Maggie was sleeping successfully that afternoon. Mary had, with some scruple, for she was a girl of many scruples, plied her mother-in-law with white wine. They had lunched together on the terrace, talking of next week. Then Maggie had given Mary the smart jewel-case of black calf-skin, slightly wider than a shoe-box, which, when opened, was dramatically and really very beautifully packed with gold coins of various sizes, dates and nationalities. ‘There are no absolute collectors’ items,’ Maggie explained. Their two heads—Maggie’s shimmering silver and Mary’s long and fair—bent over the glittering and chinking hoard. ‘But,’ said Maggie, ‘the collection as a whole is of course worth more than its weight in gold. Coins always are. My real collection is worth a great deal.’ Mary’s long fingers shifted the coins about. She lifted one, examined it, put it down and took up another, then another. ‘Queen Victoria half-sovereign, King Edward sovereign, South African sovereign—whose head is that?’ ‘Kruger,’ said Maggie. ‘Kruger. Are these worth a lot of money, then?’ ‘Well,’ Maggie said, ‘it depends who you are, whether they are.’

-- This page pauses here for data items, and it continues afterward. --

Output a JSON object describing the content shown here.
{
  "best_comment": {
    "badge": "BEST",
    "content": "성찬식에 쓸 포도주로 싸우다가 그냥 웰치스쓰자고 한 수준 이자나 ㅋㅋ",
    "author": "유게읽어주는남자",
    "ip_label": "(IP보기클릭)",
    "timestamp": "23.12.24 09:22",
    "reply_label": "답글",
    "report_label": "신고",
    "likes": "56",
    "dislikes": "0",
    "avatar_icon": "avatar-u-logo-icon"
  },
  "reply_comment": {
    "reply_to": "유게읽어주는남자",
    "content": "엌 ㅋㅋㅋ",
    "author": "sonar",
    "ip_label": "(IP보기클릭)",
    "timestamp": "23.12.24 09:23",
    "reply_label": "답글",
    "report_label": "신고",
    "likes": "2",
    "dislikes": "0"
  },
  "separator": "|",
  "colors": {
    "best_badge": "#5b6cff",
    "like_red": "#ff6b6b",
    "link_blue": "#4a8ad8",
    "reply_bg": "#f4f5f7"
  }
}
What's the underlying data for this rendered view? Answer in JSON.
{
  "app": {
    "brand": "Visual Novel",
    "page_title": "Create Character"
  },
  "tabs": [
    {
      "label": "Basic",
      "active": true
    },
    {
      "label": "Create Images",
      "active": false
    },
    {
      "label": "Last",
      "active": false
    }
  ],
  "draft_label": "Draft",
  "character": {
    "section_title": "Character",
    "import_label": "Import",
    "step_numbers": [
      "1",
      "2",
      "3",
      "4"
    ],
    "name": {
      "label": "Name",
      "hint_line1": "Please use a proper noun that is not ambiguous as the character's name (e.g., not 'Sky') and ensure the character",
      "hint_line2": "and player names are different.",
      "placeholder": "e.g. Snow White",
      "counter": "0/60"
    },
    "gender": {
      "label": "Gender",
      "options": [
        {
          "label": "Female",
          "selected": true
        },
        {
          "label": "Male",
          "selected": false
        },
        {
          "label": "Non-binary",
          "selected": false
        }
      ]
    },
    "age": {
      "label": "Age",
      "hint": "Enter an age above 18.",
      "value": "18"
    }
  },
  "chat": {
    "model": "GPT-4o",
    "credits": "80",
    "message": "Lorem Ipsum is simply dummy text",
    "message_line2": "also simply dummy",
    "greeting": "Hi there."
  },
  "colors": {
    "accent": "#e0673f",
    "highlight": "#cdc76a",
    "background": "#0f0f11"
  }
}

The coins tinkled through Mary’s hands, then hearing the coffee-cups being brought she shut the box, put it on her lap and looked over her shoulder. Lauro appeared, his eyes intent on the tray although he must have seen the black box on Mary’s lap.
When he had left, Maggie said, ‘Hubert mustn’t have a clue who sent them.’
Mary said, ‘I really don’t see why he should have all these.’
‘I have my own important collection,’ Maggie said, ‘and I can get more. Any time I want.’
‘I know. But it’s crazy…’
‘Yes, it’s crazy. But it’s a way of getting rid of him in my own mind.’